Colin Kaepernick, the San Francisco 49ers quarterback who refuses to stand during the national anthem as a protest against police brutality, has prompted sharp rebukes from local law enforcement.
The Santa Clara Police Officers’ Association said its members could opt out of working voluntary security details at Levi’s Stadium, the team’s home field, because of Kaepernick’s comments and demonstration.
“If the 49ers organization fails to take action to stop this type of inappropriate behavior, it could result in police officers choosing not to work at your facilities,” according to the letter, which the union published on its website Friday of last week. “The board of directors of the Santa Clara Police Officers’ Association has a duty to protect its members and work to make all of their working environments free of harassing behavior.”

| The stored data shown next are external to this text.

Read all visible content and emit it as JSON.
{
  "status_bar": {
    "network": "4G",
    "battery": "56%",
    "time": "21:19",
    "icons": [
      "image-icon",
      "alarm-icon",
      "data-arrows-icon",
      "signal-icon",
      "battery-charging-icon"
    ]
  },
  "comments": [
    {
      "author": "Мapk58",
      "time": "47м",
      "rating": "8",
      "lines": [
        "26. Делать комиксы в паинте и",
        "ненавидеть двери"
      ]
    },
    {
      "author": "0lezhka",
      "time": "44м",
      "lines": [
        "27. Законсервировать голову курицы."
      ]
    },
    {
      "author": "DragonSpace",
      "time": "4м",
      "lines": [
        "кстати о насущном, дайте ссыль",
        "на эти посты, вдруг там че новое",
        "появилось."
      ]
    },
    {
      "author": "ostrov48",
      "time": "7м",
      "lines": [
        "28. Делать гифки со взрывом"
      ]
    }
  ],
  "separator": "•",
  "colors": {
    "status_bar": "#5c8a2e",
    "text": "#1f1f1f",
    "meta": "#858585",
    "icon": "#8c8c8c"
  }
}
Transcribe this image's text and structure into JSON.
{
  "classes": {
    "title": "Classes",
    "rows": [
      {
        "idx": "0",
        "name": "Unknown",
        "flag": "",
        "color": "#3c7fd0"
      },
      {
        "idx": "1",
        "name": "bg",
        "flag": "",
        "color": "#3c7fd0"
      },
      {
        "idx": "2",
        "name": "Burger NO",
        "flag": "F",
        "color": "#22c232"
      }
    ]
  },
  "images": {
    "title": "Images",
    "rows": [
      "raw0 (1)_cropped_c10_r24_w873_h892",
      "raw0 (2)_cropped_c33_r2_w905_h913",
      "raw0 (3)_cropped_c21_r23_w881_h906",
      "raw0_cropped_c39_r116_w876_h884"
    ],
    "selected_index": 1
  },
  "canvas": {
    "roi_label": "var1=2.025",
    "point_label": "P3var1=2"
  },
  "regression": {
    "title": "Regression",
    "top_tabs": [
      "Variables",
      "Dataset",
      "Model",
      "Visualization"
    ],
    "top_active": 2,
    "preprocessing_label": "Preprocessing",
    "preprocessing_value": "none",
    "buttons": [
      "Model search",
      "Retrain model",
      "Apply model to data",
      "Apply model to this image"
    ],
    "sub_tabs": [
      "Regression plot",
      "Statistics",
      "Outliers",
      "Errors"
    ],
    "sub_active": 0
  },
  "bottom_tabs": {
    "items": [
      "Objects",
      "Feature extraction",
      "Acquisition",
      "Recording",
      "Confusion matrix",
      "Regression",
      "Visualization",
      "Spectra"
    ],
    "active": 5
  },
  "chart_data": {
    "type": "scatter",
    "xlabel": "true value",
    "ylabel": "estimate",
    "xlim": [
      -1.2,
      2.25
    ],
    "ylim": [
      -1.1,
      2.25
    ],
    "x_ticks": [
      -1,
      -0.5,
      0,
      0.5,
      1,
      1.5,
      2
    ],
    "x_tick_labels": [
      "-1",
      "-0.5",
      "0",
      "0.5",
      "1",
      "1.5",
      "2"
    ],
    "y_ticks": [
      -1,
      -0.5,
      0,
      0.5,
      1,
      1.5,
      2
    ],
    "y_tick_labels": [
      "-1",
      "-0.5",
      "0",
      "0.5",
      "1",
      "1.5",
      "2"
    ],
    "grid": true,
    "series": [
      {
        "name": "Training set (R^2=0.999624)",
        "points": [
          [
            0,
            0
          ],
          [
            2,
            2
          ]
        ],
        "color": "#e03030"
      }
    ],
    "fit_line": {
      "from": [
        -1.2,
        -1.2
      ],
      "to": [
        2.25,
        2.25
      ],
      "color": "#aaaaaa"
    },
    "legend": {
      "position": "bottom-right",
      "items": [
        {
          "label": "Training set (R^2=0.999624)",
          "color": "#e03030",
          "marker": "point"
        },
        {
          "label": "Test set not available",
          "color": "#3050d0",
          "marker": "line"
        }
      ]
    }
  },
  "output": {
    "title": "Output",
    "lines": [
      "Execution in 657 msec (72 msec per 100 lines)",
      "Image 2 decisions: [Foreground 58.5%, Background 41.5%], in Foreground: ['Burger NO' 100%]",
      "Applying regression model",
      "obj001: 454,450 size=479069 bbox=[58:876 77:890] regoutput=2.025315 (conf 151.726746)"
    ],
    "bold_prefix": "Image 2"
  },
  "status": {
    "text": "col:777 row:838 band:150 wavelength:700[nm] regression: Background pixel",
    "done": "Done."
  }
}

— Walter Katz (@katz_oversight) September 3, 2016
Santa Clara police Chief Michael Sellers told the union to back off from those statements, reminding them that officers have sworn an oath to uphold the Constitution. “The safety of our community is our highest priority,” he wrote in a prepared statement Saturday. “I will urge the POA leadership to put the safety of our citizens first. I will work with both sides to find a solution. In the meantime, I will ensure we continue to provide a safe environment at Levi’s Stadium.”
Santa Clara City Council candidate Ahmad Rafah criticized the council for what he called a failure to open a dialogue about civil rights and racial equality as well as fair treatment of law enforcement.
“Our leaders should have had the foresight to get ahead of this problem and made whatever effort was needed to fix it,” he said. “Instead, the council let this problem unravel to the point of creating such social unrest that it now may affect the actual safety of stadium goers and our brave officers alike.”
When asked about Kaepernick’s protest, President Barack Obama told reporters on Monday that the quarterback is simply exercising his constitutional right. “I think he cares about some real, legitimate issues that have to be talked about,” President Obama said at a news conference in China. “And if nothing else, what he’s done is he’s generated more conversation around some topics that need to be talked about.”
Kaepernick—who is half black, half white—triggered polarizing reactions when he first sat through the national anthem before a 49ers preseason game with the Green Bay Packers on Aug. 26. He later said he refused to “stand up to show pride in a flag for a country that oppresses black people and people of color.”
During the team’s final preseason game in San Diego last Thursday, Kaepernick kneeled during the anthem and said he plans to continue to do so into the regular NFL season, which starts next week.
“To me, this is bigger than football and it would be selfish on my part to look the other way,” he told NFL Media after the preseason game where he started his protest. “There are bodies in the street and people getting paid leave and getting away with murder.”
Police took offense at what they called a generalization. Santa Clara’s Chief Sellers called Kaepernick’s comments “disparaging,” “hurtful” and “distasteful,” but no less protected under the First Amendment. People claiming to take offense on behalf of military troops and veterans burned his jersey and launched a barrage of insults on social media.
Yet Kaepernick’s jersey sales have reportedly skyrocketed this past week. And while some some veterans took umbrage at the protest taking place during a ritual show of patriotism, other military personnel said they respect Kaepernick’s stance.
One group of veterans wrote in an open letter that the quarterback’s actions stem from a long tradition of athletes—including San Jose State’s Tommie Smith and John Carlos—using their public profile to call attention to injustice. Plus, they added, his right to speak openly was one of the freedoms they fought to protect.
“As veterans, we implore all Americans to find your own way to challenge this status quo and advocate for ‘a more perfect union,’” reads the letter signed by a group called Veterans for Kaepernick. “Your method of protest may not be to refrain from the traditions surrounding our national symbols, and it doesn’t have to be. You have the same right as Colin Kaepernick to choose whether and how to advocate, a right we support and served for.”
They called his peaceful protest, however controversial, a form of patriotism.
“Indeed,” they wrote, “we see no higher form of patriotism.”